Accused murderer Joshua Lambert became violent during his trial Tuesday and was subdued by law enforcement officers. - Jessie Stensland / Whidbey News-Times
Accused murderer Joshua Lambert became violent during his trial Tuesday and was subdued by law enforcement officers.
— image credit: Jessie Stensland / Whidbey News-Times

An accused double murderer became violent during his trial and was subdued by five law enforcement officers Tuesday afternoon.

Joshua Lambert has become increasing agitated during the ongoing trial in Island County Superior Court, which began two weeks ago. He was acting as his own attorney — and asserts an insanity defense — but the judge removed him of that duty after his continued outbursts and inappropriate behavior in court.

Lambert became upset Tuesday afternoon while the prosecution's expert witness, psychologist Brian Judd, testified that he didn't believe that Lambert is schizophrenic. He testified that Lambert didn't exhibit any of the typical characteristics, such as a "flat affect" and "a poverty of words."

Lambert interrupted the testimony, claiming that Judd was misstating the facts.

Judge Vickie Churchill halted the testimony and excused the jury. Lambert continued to challenge Judd, saying he was going to report him to the licensing authority.

Lambert suddenly became violent. He was immediately wrestled to the ground by two corrections deputies, Deputy Ed Wallce and the bailiff, Dave Penrod. Even Sheriff Mark Brown, who happened to be in the audience, jumped into the fray.
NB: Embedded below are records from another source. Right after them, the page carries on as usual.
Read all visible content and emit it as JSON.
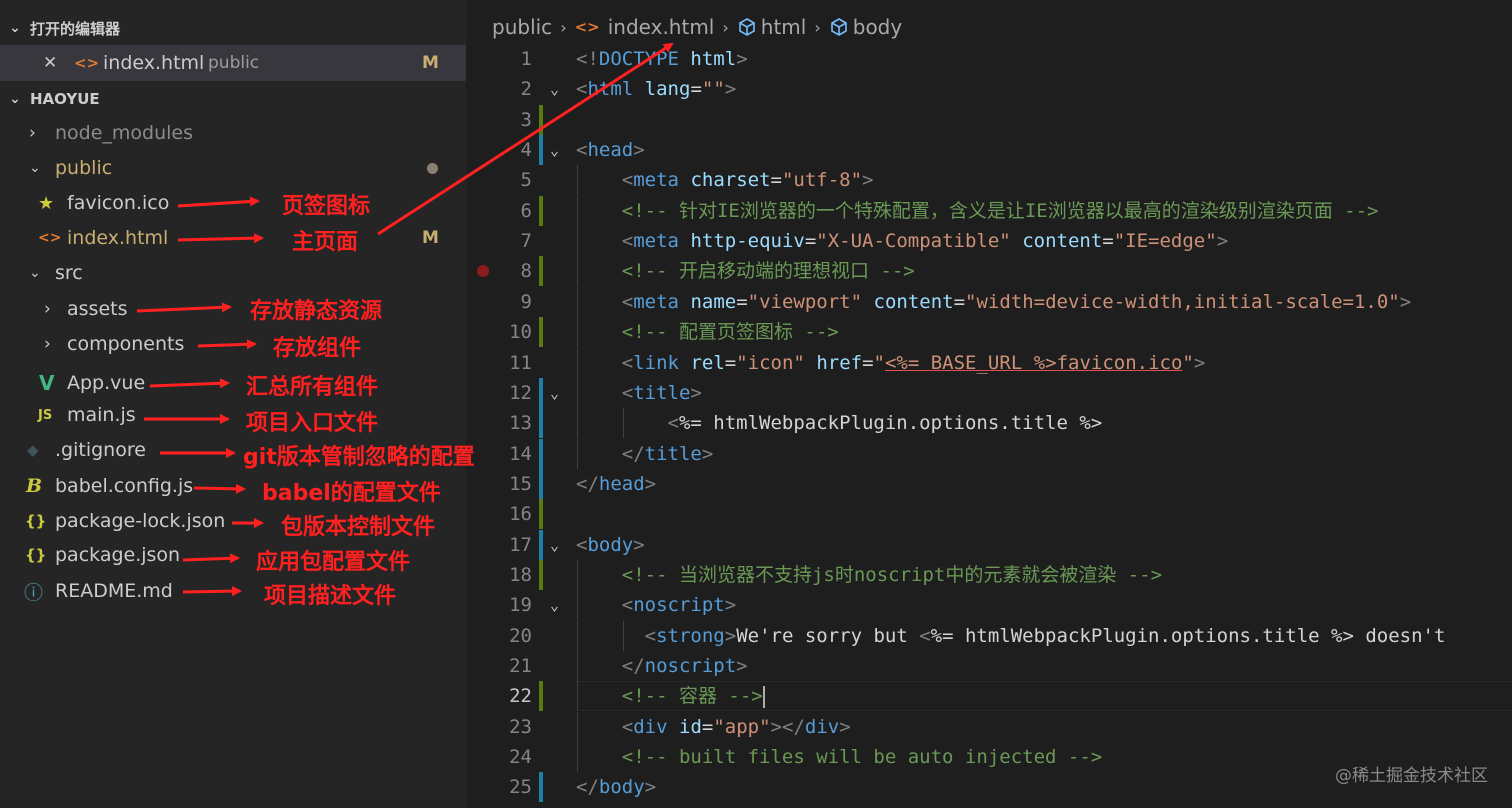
{
  "sidebar": {
    "open_editors_title": "打开的编辑器",
    "open_editor": {
      "close_glyph": "✕",
      "file": "index.html",
      "folder": "public",
      "status": "M"
    },
    "project_title": "HAOYUE",
    "tree": [
      {
        "name": "node_modules",
        "kind": "folder",
        "expanded": false
      },
      {
        "name": "public",
        "kind": "folder",
        "expanded": true
      },
      {
        "name": "favicon.ico",
        "kind": "file",
        "icon": "star-icon"
      },
      {
        "name": "index.html",
        "kind": "file",
        "icon": "html-icon",
        "status": "M"
      },
      {
        "name": "src",
        "kind": "folder",
        "expanded": true
      },
      {
        "name": "assets",
        "kind": "folder",
        "expanded": false
      },
      {
        "name": "components",
        "kind": "folder",
        "expanded": false
      },
      {
        "name": "App.vue",
        "kind": "file",
        "icon": "vue-icon"
      },
      {
        "name": "main.js",
        "kind": "file",
        "icon": "js-icon",
        "icon_text": "JS"
      },
      {
        "name": ".gitignore",
        "kind": "file",
        "icon": "git-icon"
      },
      {
        "name": "babel.config.js",
        "kind": "file",
        "icon": "babel-icon"
      },
      {
        "name": "package-lock.json",
        "kind": "file",
        "icon": "json-icon",
        "icon_text": "{}"
      },
      {
        "name": "package.json",
        "kind": "file",
        "icon": "json-icon",
        "icon_text": "{}"
      },
      {
        "name": "README.md",
        "kind": "file",
        "icon": "info-icon"
      }
    ]
  },
  "annotations": [
    "页签图标",
    "主页面",
    "存放静态资源",
    "存放组件",
    "汇总所有组件",
    "项目入口文件",
    "git版本管制忽略的配置",
    "babel的配置文件",
    "包版本控制文件",
    "应用包配置文件",
    "项目描述文件"
  ],
  "annotation_color": "#ff2020",
  "breadcrumb": [
    "public",
    "index.html",
    "html",
    "body"
  ],
  "editor": {
    "active_line": 22,
    "lines": [
      {
        "n": "1",
        "text": "<!DOCTYPE html>"
      },
      {
        "n": "2",
        "text": "<html lang=\"\">"
      },
      {
        "n": "3",
        "text": ""
      },
      {
        "n": "4",
        "text": "<head>"
      },
      {
        "n": "5",
        "text": "    <meta charset=\"utf-8\">"
      },
      {
        "n": "6",
        "text": "    <!-- 针对IE浏览器的一个特殊配置，含义是让IE浏览器以最高的渲染级别渲染页面 -->"
      },
      {
        "n": "7",
        "text": "    <meta http-equiv=\"X-UA-Compatible\" content=\"IE=edge\">"
      },
      {
        "n": "8",
        "text": "    <!-- 开启移动端的理想视口 -->"
      },
      {
        "n": "9",
        "text": "    <meta name=\"viewport\" content=\"width=device-width,initial-scale=1.0\">"
      },
      {
        "n": "10",
        "text": "    <!-- 配置页签图标 -->"
      },
      {
        "n": "11",
        "text": "    <link rel=\"icon\" href=\"<%= BASE_URL %>favicon.ico\">"
      },
      {
        "n": "12",
        "text": "    <title>"
      },
      {
        "n": "13",
        "text": "        <%= htmlWebpackPlugin.options.title %>"
      },
      {
        "n": "14",
        "text": "    </title>"
      },
      {
        "n": "15",
        "text": "</head>"
      },
      {
        "n": "16",
        "text": ""
      },
      {
        "n": "17",
        "text": "<body>"
      },
      {
        "n": "18",
        "text": "    <!-- 当浏览器不支持js时noscript中的元素就会被渲染 -->"
      },
      {
        "n": "19",
        "text": "    <noscript>"
      },
      {
        "n": "20",
        "text": "      <strong>We're sorry but <%= htmlWebpackPlugin.options.title %> doesn't"
      },
      {
        "n": "21",
        "text": "    </noscript>"
      },
      {
        "n": "22",
        "text": "    <!-- 容器 -->"
      },
      {
        "n": "23",
        "text": "    <div id=\"app\"></div>"
      },
      {
        "n": "24",
        "text": "    <!-- built files will be auto injected -->"
      },
      {
        "n": "25",
        "text": "</body>"
      }
    ]
  },
  "watermark": "@稀土掘金技术社区",
  "colors": {
    "sidebar_bg": "#252526",
    "editor_bg": "#1e1e1e",
    "selected_row": "#37373d",
    "modified": "#c9ae71",
    "tag": "#569cd6",
    "attr": "#9cdcfe",
    "string": "#ce9178",
    "comment": "#6a9955",
    "gutter_added": "#587c0c",
    "gutter_modified": "#1b81a8"
  }
}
Deputies handcuffed Lambert and took him out of the courtroom.

Churchill explained what had occurred for the record, explaining that Lambert created "violence in the courtroom."

"Mr. Lambert will not be allowed back in the courtroom again," she said.

Lambert was taken to the jail, where he watched the rest of the day's proceedings over a video feed. He was replaced in the courtroom with a large-screen TV which broadcast his image for the jury to see.

Churchill ordered extraordinary security procedures for the trial after finding that Lambert is unpredictable and a safety risk. He had many outbursts during hearings over the last 20 months since the murders, even calling her names on several occasions.

Churchill ruled he could not longer act as his own attorney last week after he continued to ask a witness inappropriate questions and argued with the judge's rulings in front of the jury.

Monday, Lambert was removed and replaced with the TV set after he continually interrupted testimony. He was allowed back after he promised to act appropriately.

Lambert, formerly homeless in Oak Harbor, had been acting as his own attorney in the months following the Oct. 3, 2011 murders. He's accused of stabbing to death his paternal grandfather, George Lambert, tying up his great aunt and then stabbing to death his maternal grandfather, August Eugene "Sonny" Eisner. His grandfathers were both 80 years old and lived in separate residences on North Whidbey.